At this point, I would also like to compliment the costuming. Each character was conveyed very well as either a blank slate of spookiness that made up the chorus, or the visually intriguing roles of the angels and demons. Mephistophilis and Lucifer looked very cunt in their head to toe russian red, the corseting of the Bad Angel (Catriona Kadirkamanathan) was a very period piece, and Margot Pue’s Good Angel has perhaps the best outfit imaginable. She’s also wearing four inch heels for the entire show, so shout out to her.


Now, I am an English student, however I don't have the best grasp on Middle English, and so during intermission I made a joke to my friend that I couldn’t tell when they switched languages, to which I got the most St Andrews response possible: “It’s a lot easier when you speak Latin.” So true, Emily, but I’ll have to take your word for it!


But the final and best moment is the rising of the back curtain to reveal that the cool ominous music you had been hearing throughout the show WAS A LIVE FUCKING CHOIR! And these divas are being pounded by the smoke machine, they are drenched in an aptly hellish red light, and they are singing through rain, shine, and the unfortunate mislanding of the curtain descending. It’s a great use of the space, so cool to see the layering and unlayering of curtains, the shifting of what is and isn't the performance space stretching from the very front row of the audience all the way back to the brick wall separating the street from the theatre. It felt deconstructional in a way that made me kind of yearn for the entire show to have been as bare bones - like the Paul Mescal Streetcar Named Desire or the Gillian Anderson All About Eve - however its use as a portal to hell was an amazing staging decision, so simply brilliant it just makes me wish more Byre shows would do similar things.

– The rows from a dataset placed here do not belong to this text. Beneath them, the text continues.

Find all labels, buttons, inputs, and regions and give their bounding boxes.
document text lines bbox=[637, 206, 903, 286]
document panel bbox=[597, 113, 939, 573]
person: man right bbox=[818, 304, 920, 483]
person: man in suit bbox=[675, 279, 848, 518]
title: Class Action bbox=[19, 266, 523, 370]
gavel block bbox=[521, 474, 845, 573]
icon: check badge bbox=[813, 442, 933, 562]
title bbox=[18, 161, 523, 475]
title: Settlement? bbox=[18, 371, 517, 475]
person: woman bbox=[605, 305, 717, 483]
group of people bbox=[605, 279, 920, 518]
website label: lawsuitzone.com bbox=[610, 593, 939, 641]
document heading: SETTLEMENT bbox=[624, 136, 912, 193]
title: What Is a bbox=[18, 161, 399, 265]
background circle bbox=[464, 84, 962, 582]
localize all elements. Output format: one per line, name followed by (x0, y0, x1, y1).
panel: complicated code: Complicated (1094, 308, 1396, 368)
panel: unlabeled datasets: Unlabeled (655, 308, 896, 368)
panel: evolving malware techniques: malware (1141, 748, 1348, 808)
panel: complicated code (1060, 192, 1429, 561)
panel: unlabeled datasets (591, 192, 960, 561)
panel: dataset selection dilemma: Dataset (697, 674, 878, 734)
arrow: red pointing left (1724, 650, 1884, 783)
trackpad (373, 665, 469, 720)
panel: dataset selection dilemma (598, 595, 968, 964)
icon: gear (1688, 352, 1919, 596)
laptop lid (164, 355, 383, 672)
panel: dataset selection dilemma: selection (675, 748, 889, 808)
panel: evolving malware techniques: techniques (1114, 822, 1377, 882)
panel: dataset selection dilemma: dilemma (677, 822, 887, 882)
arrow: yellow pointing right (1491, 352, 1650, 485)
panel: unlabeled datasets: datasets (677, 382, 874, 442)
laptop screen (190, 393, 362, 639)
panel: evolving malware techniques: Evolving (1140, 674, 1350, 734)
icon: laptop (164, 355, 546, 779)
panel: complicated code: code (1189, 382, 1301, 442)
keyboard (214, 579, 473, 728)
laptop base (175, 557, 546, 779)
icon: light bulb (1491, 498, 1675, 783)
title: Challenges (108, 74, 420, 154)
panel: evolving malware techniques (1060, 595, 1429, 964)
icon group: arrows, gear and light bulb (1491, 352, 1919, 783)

It also did make me think about the videos of Jessica Chastain doing a slightly more extreme version of this for her run of A Doll’s House where she walks out onto pavement through the stage’s back door at the end of the show. It's an interesting visual for the audience but also kinda funny as a passerby, so here’s a link: https://vm.tiktok.com/ZGeAUWgf3/


Overall the show was very bold in its approach, taking an unashamedly absperspective to what could have been a very high and dry show. It is a very strong debut for a director, who I can only hope will go on to do more.